Quand Kickboxer sort en 1989, Jean-Claude Van Damme vient tout juste d’exploser avec Bloodsport. L’industrie le regarde déjà comme le nouveau prince du cinéma d’action, et ce film va sceller son statut de star internationale. Plus qu’un simple film de baston, Kickboxer est un concentré de ce que les années 80 savaient faire de mieux : du style, du muscle, et cette croyance sincère que l’entraînement intensif peut venir à bout de n’importe quel démon, surtout quand il a les cheveux gras et qu’il casse des colonnes vertébrales avec ses coudes.

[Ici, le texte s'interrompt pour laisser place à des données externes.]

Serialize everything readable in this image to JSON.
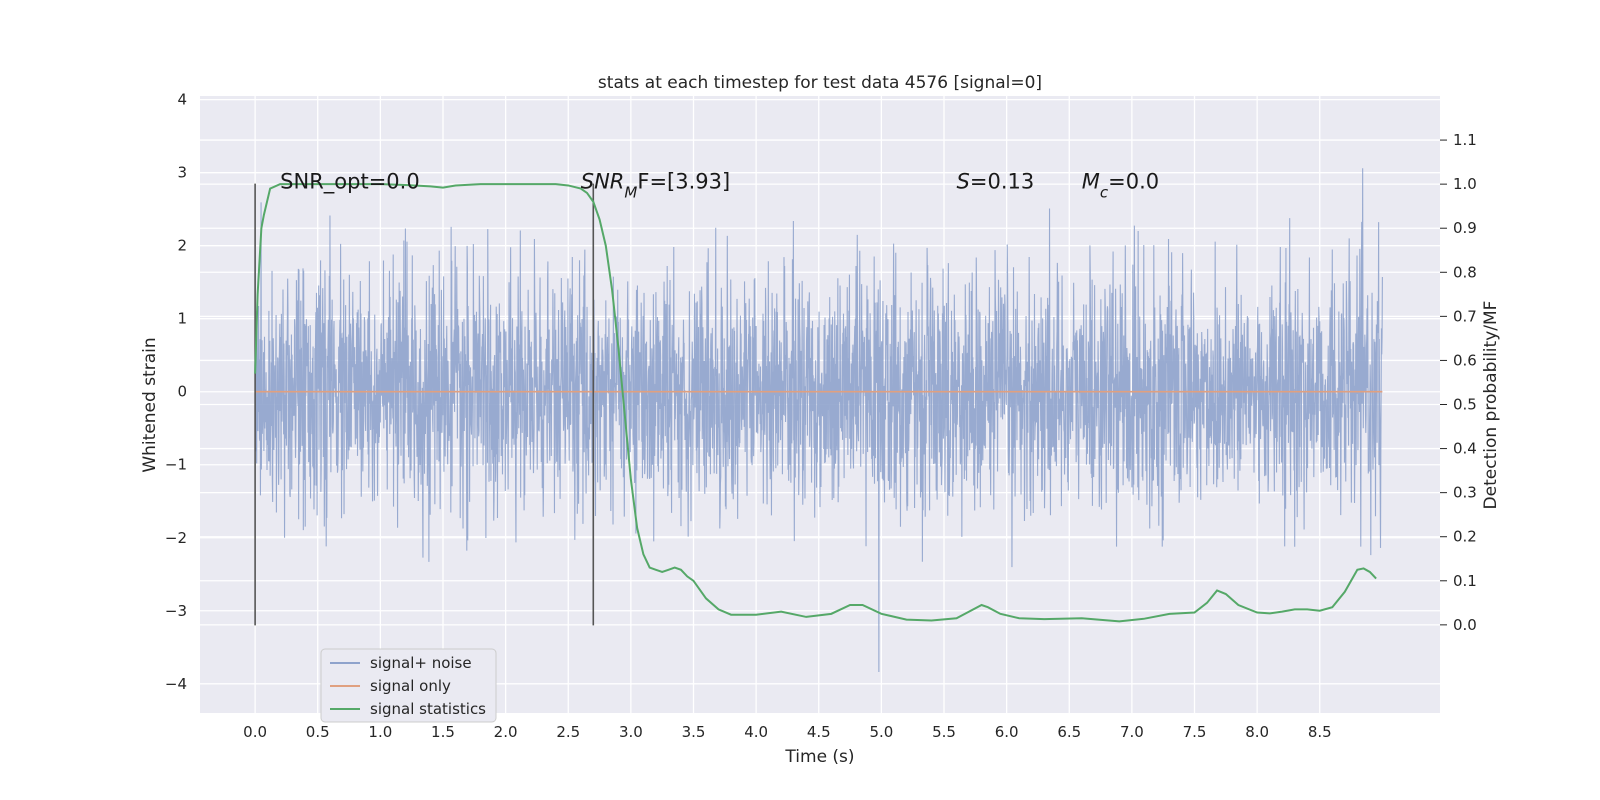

L’histoire est simple, presque archétypale : Kurt Sloane, interprété par un Van Damme affûté comme jamais, part en Thaïlande pour venger son frère, brisé sur le ring par le redoutable Tong Pô. La suite ? Une initiation spirituelle, des coups de genou dans des palmiers, de l’amour, du sang, et un combat final mémorable dans un temple, pieds nus sur du verre pilé. C’est du mythe grec en short de boxe. Le scénario est cousu de fil blanc, on le sent venir à dix kilomètres, mais on s’en fout — parce que Kickboxer ne joue pas la surprise, il joue l’efficacité.
Là où le film fait mouche, c’est dans son atmosphère. Tourné en grande partie en Thaïlande, il dégage une vraie chaleur, presque moite, entre temples bouddhistes et jungles baignées de soleil. L’entraînement de Kurt, à coups de bambous et de seaux d’eau, évoque les rituels de Karate Kid mais avec la brutalité d’un vrai film de baston. Van Damme y chorégraphie lui-même les combats, et ça se sent : les enchaînements sont fluides, précis, avec une lisibilité qui manque cruellement aux blockbusters d’aujourd’hui. Il est au sommet de sa forme, chaque coup est millimétré, chaque coup d’œil caméra est iconique.
Bien sûr, tout n’est pas parfait. Les dialogues sont parfois d’une naïveté confondante, les seconds rôles un peu plats, et certains moments flirtent avec le nanar pur (on pense à la scène de danse dans le bar, où Van Damme enchaîne les pas de salsa en t-shirt débardeur, manifestement possédé par un démon du groove). Mais ce kitsch assumé fait aussi partie du charme. C’est un film qui ne triche jamais avec ce qu’il est. On n’est pas là pour philosopher, mais pour voir un homme apprendre à casser des briques avec ses tibias.
Ce qui rend Kickboxer si marquant, c’est qu’il a cette sincérité brute qu’on ne retrouve plus vraiment aujourd’hui. À une époque où le cinéma d’action cherche encore sa place entre Schwarzenegger et Stallone, Van Damme impose une nouvelle figure : celle du combattant-poète, du type doux qui fait des grands écarts sur deux chaises, qui ne parle pas beaucoup mais qui cogne avec style. C’est probablement le rôle qui résume le mieux sa carrière.
Plus de trente ans après, Kickboxer reste l’un des films les plus emblématiques de JCVD. Non pas pour son originalité, mais parce qu’il incarne parfaitement ce que le public attendait — et attend encore — d’un film de baston : du cœur, des coups, et un héros qu’on croit sincèrement capable de tout. On en ressort avec des bleus dans l’âme, des envies de voyager en Asie… et peut-être de faire le grand écart entre deux plans de travail.